Choice Simulations Based on an Existing Dataset

This allows users to generate choices of random-behaving subjects who faced exactly the same menus that subjects in an already existing dataset were presented with. In this case, Prest reproduces subject-per-subject the menu structure of the original dataset.

This feature can be used by right-clicking on the dataset of interest in the workspace and select “Analysis -> Generate similar random dataset”. In the pop-up window, the “Random subjects per subject” option specifies how many simulated subjects will be generated in the way described above for each subject in the original dataset. The “Subjects” and “Observations” entries below that option inform the user about the corresponding size dimensions of the simulated dataset that will be produced.

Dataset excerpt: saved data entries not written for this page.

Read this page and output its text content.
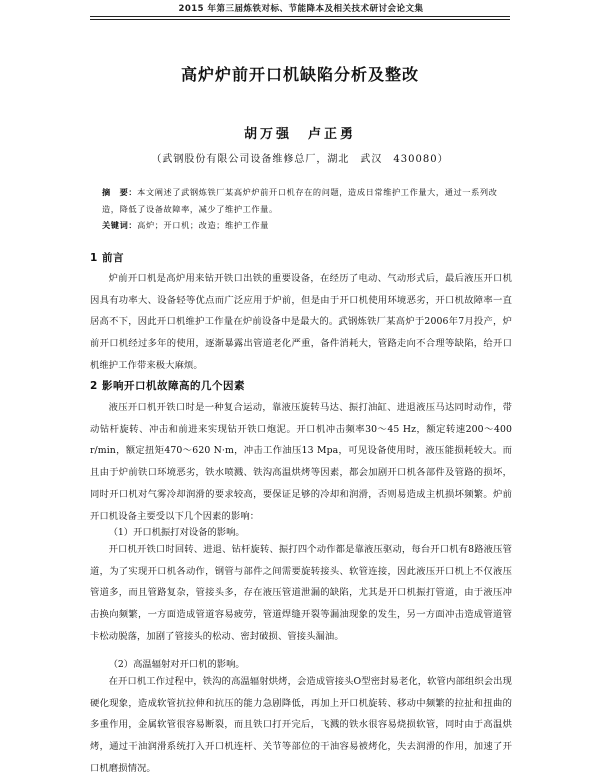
2015 年第三届炼铁对标、节能降本及相关技术研讨会论文集
高炉炉前开口机缺陷分析及整改
胡万强　卢正勇
（武钢股份有限公司设备维修总厂，湖北　武汉　430080）
摘　要：本文阐述了武钢炼铁厂某高炉炉前开口机存在的问题，造成日常维护工作量大，通过一系列改造，降低了设备故障率，减少了维护工作量。
关键词：高炉；开口机；改造；维护工作量
1 前言
炉前开口机是高炉用来钻开铁口出铁的重要设备，在经历了电动、气动形式后，最后液压开口机因具有功率大、设备轻等优点而广泛应用于炉前，但是由于开口机使用环境恶劣，开口机故障率一直居高不下，因此开口机维护工作量在炉前设备中是最大的。武钢炼铁厂某高炉于2006年7月投产，炉前开口机经过多年的使用，逐渐暴露出管道老化严重，备件消耗大，管路走向不合理等缺陷，给开口机维护工作带来极大麻烦。
2 影响开口机故障高的几个因素
液压开口机开铁口时是一种复合运动，靠液压旋转马达、振打油缸、进退液压马达同时动作，带动钻杆旋转、冲击和前进来实现钻开铁口炮泥。开口机冲击频率30～45 Hz，额定转速200～400 r/min，额定扭矩470～620 N·m，冲击工作油压13 Mpa，可见设备使用时，液压能损耗较大。而且由于炉前铁口环境恶劣，铁水喷溅、铁沟高温烘烤等因素，都会加剧开口机各部件及管路的损坏，同时开口机对气雾冷却润滑的要求较高，要保证足够的冷却和润滑，否则易造成主机损坏频繁。炉前开口机设备主要受以下几个因素的影响：
（1）开口机振打对设备的影响。
开口机开铁口时回转、进退、钻杆旋转、振打四个动作都是靠液压驱动，每台开口机有8路液压管道，为了实现开口机各动作，钢管与部件之间需要旋转接头、软管连接，因此液压开口机上不仅液压管道多，而且管路复杂，管接头多，存在液压管道泄漏的缺陷，尤其是开口机振打管道，由于液压冲击换向频繁，一方面造成管道容易疲劳，管道焊缝开裂等漏油现象的发生，另一方面冲击造成管道管卡松动脱落，加剧了管接头的松动、密封破损、管接头漏油。
（2）高温辐射对开口机的影响。
在开口机工作过程中，铁沟的高温辐射烘烤，会造成管接头O型密封易老化，软管内部组织会出现硬化现象，造成软管抗拉伸和抗压的能力急剧降低，再加上开口机旋转、移动中频繁的拉扯和扭曲的多重作用，金属软管很容易断裂，而且铁口打开完后，飞溅的铁水很容易烧损软管，同时由于高温烘烤，通过干油润滑系统打入开口机连杆、关节等部位的干油容易被烤化，失去润滑的作用，加速了开口机磨损情况。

The options that were specified above are also available here under “Choice mode”. In addition, if the existing dataset contains some observations with default alternatives and others without (see, for example, the hybrid dataset), then the user can configure the simulation for each mode of analysis.

The resulting random dataset will again appear in the workspace and the user can apply on it the consistency analysis and/or model estimation operations that were described in the previous sections. The simulated subjects here are named “Subject1Random1, …, Subject1RandomN, SubjectKRandom1, …, SubjectKRandomN”, where “Subject1, …, SubjectK” are assumed to be the subjects’ names in the original dataset on which random behavior is generated and \(N\) is the number of simulated subjects selected by the user.